Taussig, Michael. “Tactility and Distraction”. The Magic of The State / The Nervous System. Routledge. February 21, 1997.
Taussig’s book entwines and alternates anthropological facts with narrative fiction as a means of opening a view to mysticisms inherent to the creation and sustenance of a State. Pointing to the mythological attributes of nationalism, the assumptive authority attributed to representatives of the State, and to affective qualities of prescribed history and identity, the author locates and demonstrates the magical properties of State existence. By associating his narration to common perceptions pertaining to the primitivity of non-Westernized cultures, Taussig’s fictive mountain reveals contemporary power dynamics and modernist methodologies which might been seen as akin or parallel to, rather than having contrast with, these so-called superstitious cultures.

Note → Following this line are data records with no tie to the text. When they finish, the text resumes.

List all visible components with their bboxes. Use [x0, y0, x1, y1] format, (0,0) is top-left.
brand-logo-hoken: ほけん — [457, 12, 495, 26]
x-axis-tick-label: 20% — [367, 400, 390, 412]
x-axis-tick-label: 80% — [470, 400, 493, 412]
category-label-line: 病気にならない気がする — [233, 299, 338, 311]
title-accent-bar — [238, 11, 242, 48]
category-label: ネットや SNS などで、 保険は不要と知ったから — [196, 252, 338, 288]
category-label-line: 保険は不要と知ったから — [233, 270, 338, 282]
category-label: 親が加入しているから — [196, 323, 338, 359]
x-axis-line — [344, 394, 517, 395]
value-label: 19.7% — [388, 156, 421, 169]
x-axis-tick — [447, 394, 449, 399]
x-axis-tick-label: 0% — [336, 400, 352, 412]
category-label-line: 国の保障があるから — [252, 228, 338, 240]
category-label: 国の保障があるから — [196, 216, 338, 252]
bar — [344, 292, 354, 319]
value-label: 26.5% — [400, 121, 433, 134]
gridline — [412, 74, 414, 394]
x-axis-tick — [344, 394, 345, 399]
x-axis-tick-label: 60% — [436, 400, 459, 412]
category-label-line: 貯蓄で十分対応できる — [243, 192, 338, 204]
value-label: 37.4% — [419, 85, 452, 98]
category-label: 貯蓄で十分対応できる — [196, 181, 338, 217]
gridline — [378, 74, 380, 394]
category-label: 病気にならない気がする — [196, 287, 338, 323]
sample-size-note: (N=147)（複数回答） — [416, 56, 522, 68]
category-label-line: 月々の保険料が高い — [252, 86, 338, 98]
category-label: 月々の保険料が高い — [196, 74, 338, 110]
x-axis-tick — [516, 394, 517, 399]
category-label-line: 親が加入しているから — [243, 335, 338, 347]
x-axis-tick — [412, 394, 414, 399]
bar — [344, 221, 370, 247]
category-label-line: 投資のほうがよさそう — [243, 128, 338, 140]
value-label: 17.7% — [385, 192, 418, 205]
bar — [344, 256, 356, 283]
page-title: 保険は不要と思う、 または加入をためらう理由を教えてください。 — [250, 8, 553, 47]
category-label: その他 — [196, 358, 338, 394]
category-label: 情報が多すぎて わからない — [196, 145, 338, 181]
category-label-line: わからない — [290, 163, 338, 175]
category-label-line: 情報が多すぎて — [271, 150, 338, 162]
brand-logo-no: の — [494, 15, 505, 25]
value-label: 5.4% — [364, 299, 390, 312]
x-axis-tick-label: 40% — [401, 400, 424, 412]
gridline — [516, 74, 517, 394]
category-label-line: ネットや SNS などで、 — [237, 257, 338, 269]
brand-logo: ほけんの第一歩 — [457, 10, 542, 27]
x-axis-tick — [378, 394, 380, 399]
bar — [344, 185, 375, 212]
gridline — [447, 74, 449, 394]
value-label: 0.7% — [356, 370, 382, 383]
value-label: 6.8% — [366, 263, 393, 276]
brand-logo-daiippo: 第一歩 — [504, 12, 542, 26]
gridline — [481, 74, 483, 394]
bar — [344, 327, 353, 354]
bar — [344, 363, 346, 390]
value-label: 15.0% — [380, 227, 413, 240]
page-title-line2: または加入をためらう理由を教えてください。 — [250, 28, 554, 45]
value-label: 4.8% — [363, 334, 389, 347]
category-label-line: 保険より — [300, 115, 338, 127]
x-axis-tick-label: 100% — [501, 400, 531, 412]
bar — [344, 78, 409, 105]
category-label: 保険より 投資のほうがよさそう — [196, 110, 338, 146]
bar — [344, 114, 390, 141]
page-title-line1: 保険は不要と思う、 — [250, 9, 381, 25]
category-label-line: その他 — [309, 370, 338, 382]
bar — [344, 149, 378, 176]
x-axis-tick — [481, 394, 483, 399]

Taussig credits a concept proposed by Georges Bataille, surrounding death rituals, for his inception of this book. In this chapter, the author begins by distinguishing contemplation from distraction by describing the latter as an apperceptive mode of engagement, a “barely conscious peripheral vision” in the everyday life. He suggests that a certain tactility grows out of distracted vision, which “confounds” the subject with the object so much that “the unconscious seems to reside in an object”, rather than in the perceiver. He notes that photography revealed this process by making visible in the everyday, that which was not usually isolated in our perspectives while immersed and distracted in a given environment.
Taussig refers to our associatively assigned meanings to such imagery as relating to an “optical unconscious”, and cites technologies as producing a new tactility that is ascribed to objects, upon which a transference of magical properties has occurred. He describes the transference as a demystification and re-enchantment process. An example provided is the “artfull practice” of advertising, which blends aesthetics with practicality and associates with attributes of identity, it’s mimesis implies a copying while making a substantial materialist connection – and both are viewed as necessary to contagious magical ritual. He suggests that advertising imagery might be seen as replacing wax portraits of an adversary or loved one, for example, which would typically be actuated by a hair or nail or property of that person. The object or target of the magic requires optical likeness, sensual objectification, and the material substance which links it’s concept to the everyday life. He states that is precisely in such ways that the power of advertising resides in it’s visceral impact and affects.
Taussig states that the sociological structure of research and specialized disciplines obscure these impacts, and that media and imagery not only represent an issue of literacy but also a new tactility, and thus a new form of magic.The author asserts that while a poesis of everyday life (citing Michel De Certeau) may be expounded upon, the question of resistance rests instead (not with universal semiotics but) within context of capitalist mimetics. He also describes Foucaultian notions of subjugation as overlooking the “dubious luminosity of meanings” and the intellectual containment of the body’s understanding of everyday life. This analogy reframes discourse surrounding mind/body paradoxes and identifies the body as subjugated by the mind – thus biasing, diluting, or confusing our interpretations of physical experience (of say, the urban landscape, for example). Taussig criticizes mimetic approaches to research and analysis also, noting the effort to garner legitimization and the reconstituting of “the obvious” in analysis, as opposed to challenging the predominate critical practice. The latter of which he suggests should be referred to as an “allegorizing” mode of reading into events and artifacts.
Sections of this text provide another layer of meanings to investigate in regard to the character of an engagement and experiential meanings, as it might also pertain to technological art making and presentations.